In June, 3M agreed to pay up to $12.5 billion to settle an environmental lawsuit brought by cities that claimed the chemicals in the firefighting foam provided to them contaminated drinking water. The company announced that the settlement will provide funding to public water suppliers nationwide that have detected PFAS in drinking water and other public water suppliers that may detect the chemicals in the future.
Under the settlement terms, 3M said it has agreed to contribute up to a present value of $10.3 billion, payable over 13 years.

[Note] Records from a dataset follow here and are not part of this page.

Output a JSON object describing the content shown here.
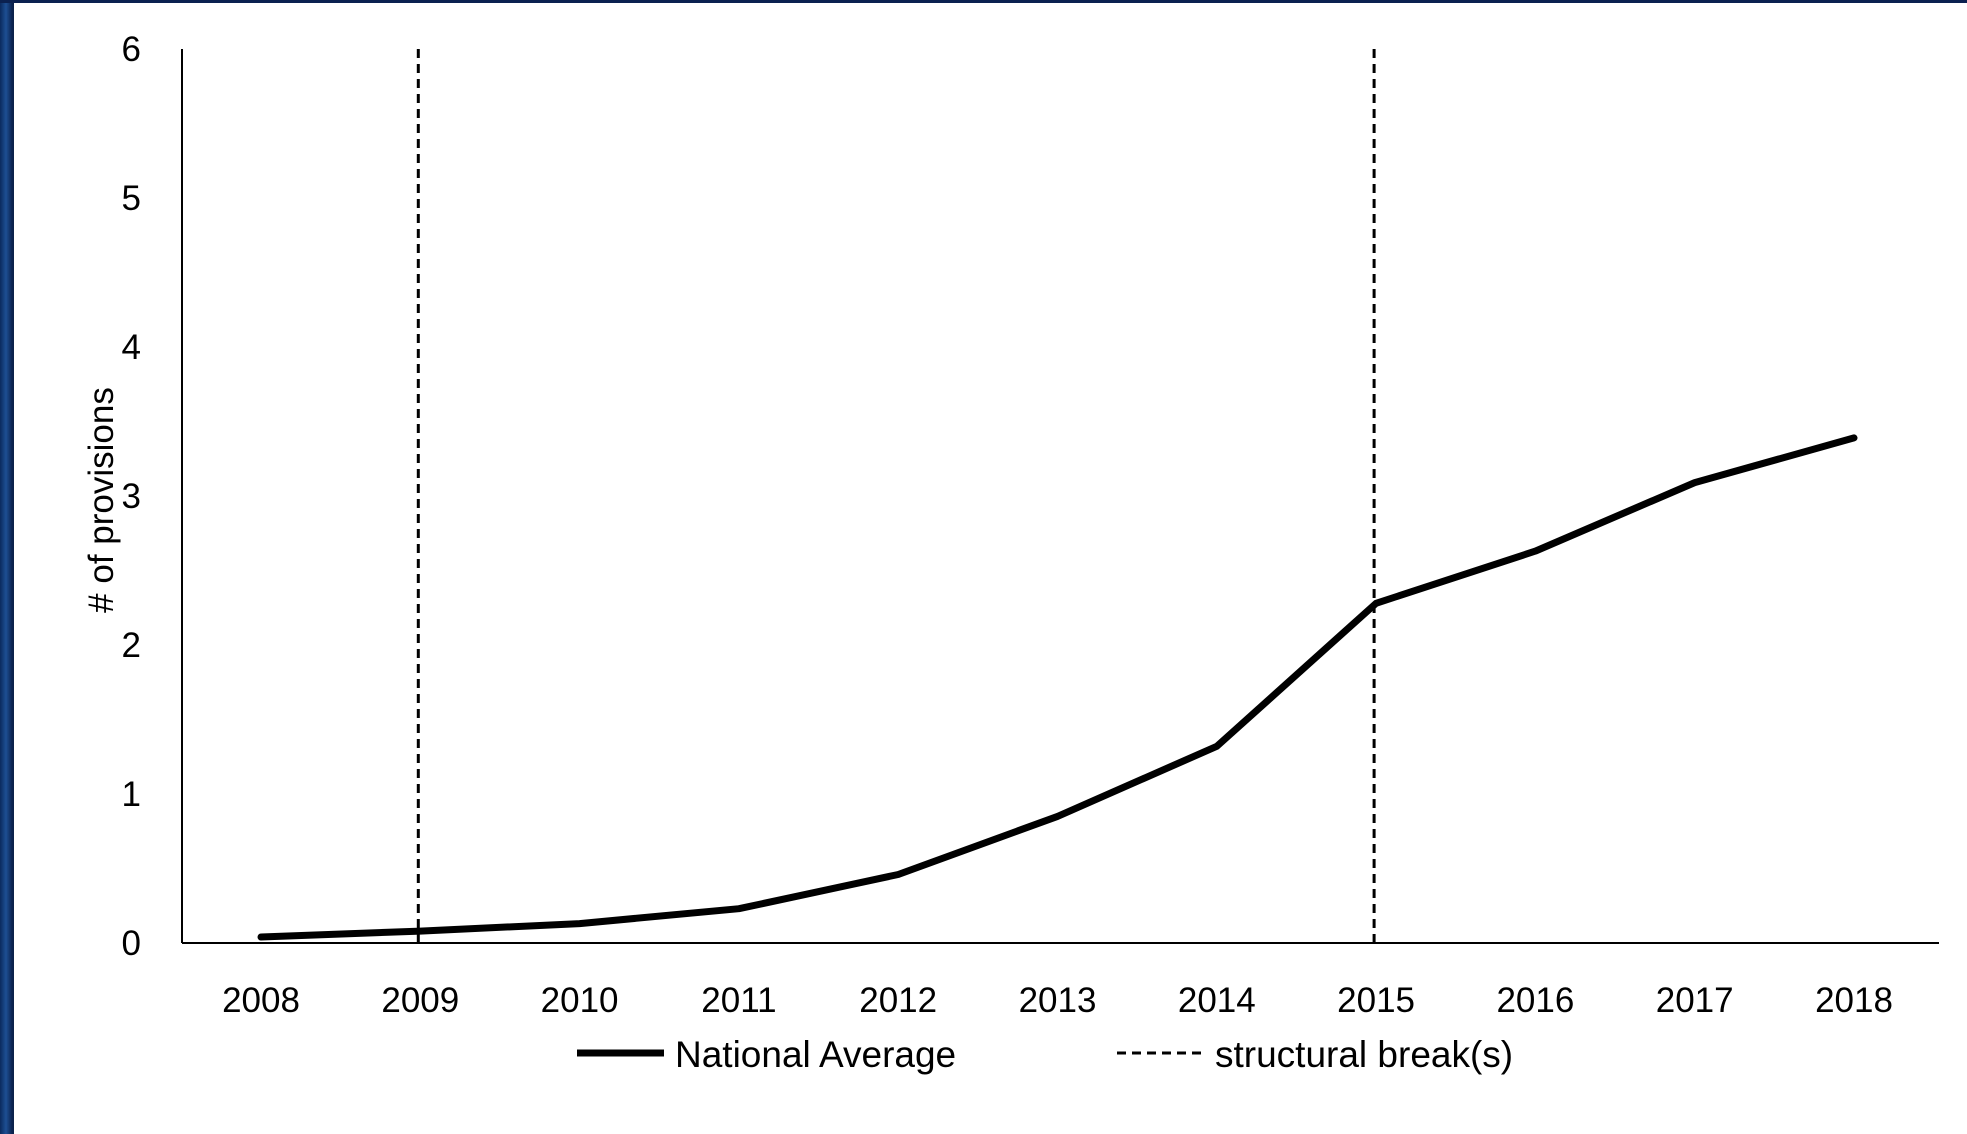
{
  "chart_data": {
    "type": "line",
    "title": "",
    "xlabel": "",
    "ylabel": "# of provisions",
    "x": [
      "2008",
      "2009",
      "2010",
      "2011",
      "2012",
      "2013",
      "2014",
      "2015",
      "2016",
      "2017",
      "2018"
    ],
    "y_ticks": [
      "0",
      "1",
      "2",
      "3",
      "4",
      "5",
      "6"
    ],
    "ylim": [
      0,
      6
    ],
    "grid": false,
    "legend_position": "bottom",
    "series": [
      {
        "name": "National Average",
        "values": [
          0.04,
          0.08,
          0.13,
          0.23,
          0.46,
          0.85,
          1.32,
          2.28,
          2.63,
          3.09,
          3.39
        ],
        "style": "solid",
        "color": "#000000"
      }
    ],
    "structural_breaks": {
      "name": "structural break(s)",
      "x": [
        "2009",
        "2015"
      ],
      "style": "dashed",
      "color": "#000000"
    }
  }
}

Despite some losses, 3M reported better-than-expected quarterly results, boosted by higher prices and cost-cutting measures. As consumer electronics demand declined, the company also reduced its global workforce by 10%.
“In the second quarter, the actions we took to strengthen our supply chain and restructure the company led to improved service for customers, reduced costs across 3M, and better than expected margins and cash flow,” said Mike Roman, 3M Chairman & CEO. “As we execute our strategy, we are positioning 3M for long-term performance, including progressing the planned spin of our Health Care business and addressing a significant portion of PFAS litigation.”
The company’s Safety & Industrial business segment had $2.765 billion in adjusted net sales in 2Q, down from $2.924 billion during the same quarter in 2022. Organic growth for 2Q was 4.6%. Adjusted operating income for the quarter was $614 million, down from $630 million in 2Q 2022. Operating margin was 22.2%, up slightly from 21.5% during the same quarter last year.
During 2Q, GAAP loss per share was $12.35, with an operating margin of -107.6%, including the previously announced proposed settlement agreement with PWS regarding PFAS.
The company also said it returned $828 million to shareholders via dividends during the quarter.